The present study has some limitations. First, no muscle activation data were collected. Such data could have provided further valuable information towards injury risk assessment and corroborated the 2D scoring tool. Second, the lowest inter-rater agreement was found for the TS score. This could be due to the difficult identification of the midline pelvis and the clavicular notch in the athletes adopting trunk pre-rotation towards the movement direction in the reference frame. Third, the data collection was performed in one single session. A repeated evaluation of athletes’ biomechanics after a preventative training program could have highlighted interesting differences in the 3D evaluation as well as the sensibility of the 2D video-analysis. Lastly, the task evaluated in the present study was an anticipated change of direction. Further studies could be focused on the assessment of an unanticipated change of direction, both in terms of 3D and 2D evaluations.
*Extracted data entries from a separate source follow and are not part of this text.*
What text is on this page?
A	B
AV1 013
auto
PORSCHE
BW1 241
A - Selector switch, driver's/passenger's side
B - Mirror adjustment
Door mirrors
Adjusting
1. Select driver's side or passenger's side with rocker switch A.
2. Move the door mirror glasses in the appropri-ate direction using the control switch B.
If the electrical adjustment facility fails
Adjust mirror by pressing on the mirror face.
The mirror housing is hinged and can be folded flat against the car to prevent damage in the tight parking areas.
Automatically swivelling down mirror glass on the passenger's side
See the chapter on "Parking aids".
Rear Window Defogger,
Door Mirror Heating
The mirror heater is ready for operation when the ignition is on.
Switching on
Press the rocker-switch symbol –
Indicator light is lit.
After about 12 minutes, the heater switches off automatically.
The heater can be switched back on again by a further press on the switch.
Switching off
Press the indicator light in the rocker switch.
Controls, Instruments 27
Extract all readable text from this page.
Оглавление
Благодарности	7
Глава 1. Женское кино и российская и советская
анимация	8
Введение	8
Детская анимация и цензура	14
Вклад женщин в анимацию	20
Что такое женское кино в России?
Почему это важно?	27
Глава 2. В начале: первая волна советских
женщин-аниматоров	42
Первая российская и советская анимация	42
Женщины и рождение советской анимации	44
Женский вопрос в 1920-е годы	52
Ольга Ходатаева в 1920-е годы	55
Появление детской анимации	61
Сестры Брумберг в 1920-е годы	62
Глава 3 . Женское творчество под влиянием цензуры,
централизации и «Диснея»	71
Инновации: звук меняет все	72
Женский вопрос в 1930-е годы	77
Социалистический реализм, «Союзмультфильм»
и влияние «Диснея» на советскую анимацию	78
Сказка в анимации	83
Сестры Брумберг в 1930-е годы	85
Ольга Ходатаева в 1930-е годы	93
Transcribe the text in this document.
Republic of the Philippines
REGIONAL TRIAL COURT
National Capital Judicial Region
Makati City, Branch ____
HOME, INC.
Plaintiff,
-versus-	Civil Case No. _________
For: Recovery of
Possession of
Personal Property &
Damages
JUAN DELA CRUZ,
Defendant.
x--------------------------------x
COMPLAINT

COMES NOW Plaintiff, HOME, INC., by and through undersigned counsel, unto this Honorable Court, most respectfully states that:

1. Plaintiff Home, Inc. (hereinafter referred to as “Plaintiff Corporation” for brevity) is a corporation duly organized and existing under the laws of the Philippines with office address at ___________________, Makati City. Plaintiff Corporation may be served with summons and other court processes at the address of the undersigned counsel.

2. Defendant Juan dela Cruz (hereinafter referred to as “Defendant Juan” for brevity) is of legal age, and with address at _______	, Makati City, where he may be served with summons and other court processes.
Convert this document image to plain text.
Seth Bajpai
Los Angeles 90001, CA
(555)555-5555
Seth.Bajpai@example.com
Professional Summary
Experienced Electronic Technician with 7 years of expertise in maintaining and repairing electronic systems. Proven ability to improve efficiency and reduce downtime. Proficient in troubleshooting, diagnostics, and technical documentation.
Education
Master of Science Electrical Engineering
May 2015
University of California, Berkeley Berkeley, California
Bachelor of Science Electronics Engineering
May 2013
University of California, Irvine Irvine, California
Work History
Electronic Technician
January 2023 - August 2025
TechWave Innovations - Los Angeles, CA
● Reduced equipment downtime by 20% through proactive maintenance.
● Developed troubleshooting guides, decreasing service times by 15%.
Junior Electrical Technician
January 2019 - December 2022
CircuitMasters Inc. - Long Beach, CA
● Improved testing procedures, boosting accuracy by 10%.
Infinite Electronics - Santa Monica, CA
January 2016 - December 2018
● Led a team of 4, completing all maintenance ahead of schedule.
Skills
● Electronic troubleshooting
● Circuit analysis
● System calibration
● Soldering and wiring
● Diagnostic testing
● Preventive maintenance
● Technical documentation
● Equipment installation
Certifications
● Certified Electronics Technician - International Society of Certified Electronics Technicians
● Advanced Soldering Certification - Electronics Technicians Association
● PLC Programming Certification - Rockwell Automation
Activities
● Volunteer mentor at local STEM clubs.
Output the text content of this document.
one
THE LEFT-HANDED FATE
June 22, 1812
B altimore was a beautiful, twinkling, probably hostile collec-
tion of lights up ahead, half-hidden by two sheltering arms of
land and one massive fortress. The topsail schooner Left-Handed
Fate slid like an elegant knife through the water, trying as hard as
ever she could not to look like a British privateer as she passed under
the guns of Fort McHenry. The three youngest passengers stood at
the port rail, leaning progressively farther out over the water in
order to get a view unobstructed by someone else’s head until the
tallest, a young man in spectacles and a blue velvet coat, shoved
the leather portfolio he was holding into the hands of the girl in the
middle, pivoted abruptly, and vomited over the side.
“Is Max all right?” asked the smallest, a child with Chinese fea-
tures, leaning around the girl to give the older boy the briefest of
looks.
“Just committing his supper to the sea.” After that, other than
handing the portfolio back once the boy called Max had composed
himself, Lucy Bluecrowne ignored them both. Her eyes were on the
The clinical relevance of the present work is that the implementation of the proposed 2D scoring system can help identify (uninjured) football players displaying excessive knee external loads during planned high-risk movements for ACL injury. Once a pre-participation screening is done, athletes with higher KAM (higher dynamic knee valgus loading) may benefit from additional preventative NMT. It is demonstrated that the athletes with poor biomechanics and a risky profile benefit more from targeted NMT [13, 27]. Moreover, once validated, there is room for further studying this kind of evaluation in secondary prevention following ACLR before RTP.

Conclusion

The 2D video-analysis scoring system described in the present study was an effective tool to discriminate athletes with high and low KAM in the assessment of a 90° COD. Such a system could be a quick and cost-effective method to identify athletes at high risk of non-contact ACL injury and support orthopedic surgeons and sports physicians in RTS decision making.